The International Nuclear Fuel Cycle Evaluation Programme, largely instigated by the US. was another attempt to find a technical solution to a political problem since its aim was to find a more proliferation resistant fuel cycle. The INFCEP failed to do this, nor did it generate any new radical ideas on how to deal with the proliferation problem. Needless to say the American nuclear industry was none too keen on the restrictive policies of the Carter Administration; therefore, it was not surprising that the nuclear industry eagerly anticipated the advent of Ronald Reagan.

According to the Reagan Administration nuclear proliferation was not really a problem. Mahlon Gates, Assistant Secretary for Energy, informed the Senate Appropriations Committee that he was "pleased to announce that the Department had embarked on a course of action intended to reverse the deterioration of our nuclear industry and restore us to a position of leadership in the international community”. Moreover, the earlier decision to deter reprocessing and the Clinch River reactor was revoked. But the principal threat to the non-proliferation regime comes from US military policy. Although there is a shortage of plutonium and tritium (necessary for thermonuclear bombs) the US military expansion requires an increase in the number of nuclear warheads. Previously fissile material from older warheads was re-cycled, but with an expansion of 15,000 warheads planned, existing plutonium stocks will be insufficient. This shortage is generating pressures to reprocess spent fuel from commercial pow'er stations, which will, as The Guardian notes (10 March 1982, Reagan atomic plan ‘breaks rules’), violate the principle laid down by the International Atomic Energy Agency — and incorporated into the NPT — that civilian facilities should never become involved in military programmes. The most likely consequence of this development will be the further weakening of the already fragile non-proliferation regime. The technical relationship between civil and military technology is again proving to be the undoing of non-proliferation policies.

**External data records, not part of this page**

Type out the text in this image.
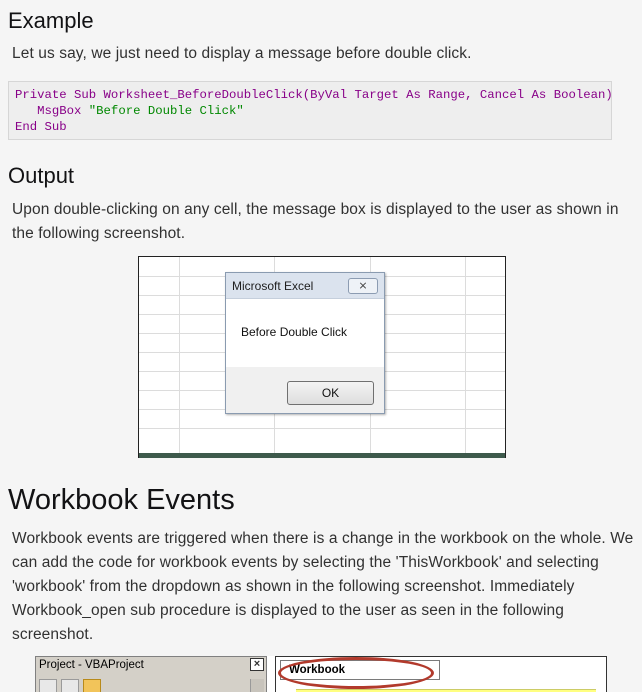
Example

Let us say, we just need to display a message before double click.

Private Sub Worksheet_BeforeDoubleClick(ByVal Target As Range, Cancel As Boolean)
MsgBox "Before Double Click"
End Sub
Output

Upon double-clicking on any cell, the message box is displayed to the user as shown in the following screenshot.

Microsoft Excel	⨯
Before Double Click
OK
Workbook Events

Workbook events are triggered when there is a change in the workbook on the whole. We can add the code for workbook events by selecting the 'ThisWorkbook' and selecting 'workbook' from the dropdown as shown in the following screenshot. Immediately Workbook_open sub procedure is displayed to the user as seen in the following screenshot.

Project - VBAProject	×	Workbook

After almost forty years the nuclear arms race continues unabated. Civil nuclear technology figures prominently in the energy policies of many states in the developing world, and despite their assurances that such programmes are purely for peaceful purposes, bomb manufacture is within their grasp. It has been said that the nuclear genie is very definitely out of its bottle; therefore, the main aim of policy must be to put it back; however, the chances of achieving a successful non-proliferation policy, whether American or international, within the confines of capitalism are as great as finding the Lost Dutchman Mine.